Unlike settings, metrics cannot be changed after you run the sample size calculation. Adding or removing metrics requires creating and launching a new calculation. You can do so by clicking the Duplicate button that appears for completed calculations. This will create a new calculation with all the parameters copied over. You can then add or remove metrics as needed, and finally click Run Calculation.

tip

If a previous calculation for the same entry point already contains all the metrics you are interested in, you can save time and compute by re-using that saved calculation (accessible by URL). Note that this may include metrics that are not relevant to you; and all analysis settings are shared.

Statistical details

Eppo supports fixed-sample confidence intervals as well as sequential confidence intervals (fully sequential and hybrid sequential).
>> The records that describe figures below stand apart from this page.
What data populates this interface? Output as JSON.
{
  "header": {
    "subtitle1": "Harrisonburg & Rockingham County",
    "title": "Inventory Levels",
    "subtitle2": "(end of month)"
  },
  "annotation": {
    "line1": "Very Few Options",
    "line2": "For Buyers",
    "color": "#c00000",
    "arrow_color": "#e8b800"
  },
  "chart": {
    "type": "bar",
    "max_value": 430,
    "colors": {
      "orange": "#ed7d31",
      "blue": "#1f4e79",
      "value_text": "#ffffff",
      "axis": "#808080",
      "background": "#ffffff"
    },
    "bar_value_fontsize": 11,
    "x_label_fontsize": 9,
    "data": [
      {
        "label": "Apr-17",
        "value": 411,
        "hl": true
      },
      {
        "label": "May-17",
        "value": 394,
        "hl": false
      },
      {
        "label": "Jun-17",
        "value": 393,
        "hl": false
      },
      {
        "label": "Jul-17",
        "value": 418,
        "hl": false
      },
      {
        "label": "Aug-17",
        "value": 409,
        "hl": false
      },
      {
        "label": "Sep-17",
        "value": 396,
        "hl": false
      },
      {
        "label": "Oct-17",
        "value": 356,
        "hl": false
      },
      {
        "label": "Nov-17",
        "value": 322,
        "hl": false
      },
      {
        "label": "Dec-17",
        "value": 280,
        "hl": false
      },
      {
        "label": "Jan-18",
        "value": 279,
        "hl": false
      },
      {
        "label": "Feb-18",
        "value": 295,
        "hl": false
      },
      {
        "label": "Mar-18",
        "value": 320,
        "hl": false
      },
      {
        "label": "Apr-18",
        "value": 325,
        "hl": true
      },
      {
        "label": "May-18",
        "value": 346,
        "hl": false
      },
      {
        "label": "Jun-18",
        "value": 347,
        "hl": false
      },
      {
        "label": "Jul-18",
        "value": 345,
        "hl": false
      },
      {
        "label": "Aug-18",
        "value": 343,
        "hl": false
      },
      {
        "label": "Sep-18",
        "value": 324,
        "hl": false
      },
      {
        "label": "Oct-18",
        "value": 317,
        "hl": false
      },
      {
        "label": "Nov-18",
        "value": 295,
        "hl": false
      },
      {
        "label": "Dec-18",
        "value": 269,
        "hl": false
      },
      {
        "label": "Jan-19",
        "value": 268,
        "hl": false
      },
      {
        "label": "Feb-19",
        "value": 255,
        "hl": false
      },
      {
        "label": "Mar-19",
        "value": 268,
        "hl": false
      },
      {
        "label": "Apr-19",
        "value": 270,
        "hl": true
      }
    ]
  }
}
The type of confidence interval will determine the formula that is used for each metric’s MDE.

For fixed-sample experiments, the relative Minimum Detectable Effect is given by

MDEfixed=(zα/2+zβ)2σ^2/N/μ^MDE_{fixed}=(z_{\alpha/2}+z_{\beta})\sqrt{2\hat{\sigma}^2/N}/\hat{\mu}

Where:

  • zα/2z_{\alpha/2} and zβz_\beta correspond to z-scores of the selected significance level and power
  • σ^2\hat{\sigma}^2 and μ^\hat{\mu} represent the metric’s estimated mean and variance over the chosen time period
  • NN represents the number of subjects that will be assigned to each variation, using the estimated traffic for the time period, the number of variations, and the traffic allocation percentage.

The sequential version of the Minimum Detectable Effect is similar, but scaled by the width of a sequential confidential interval relative to a fixed-sample confidence interval.

note

If metrics are winsorized the sample size computation takes that into account.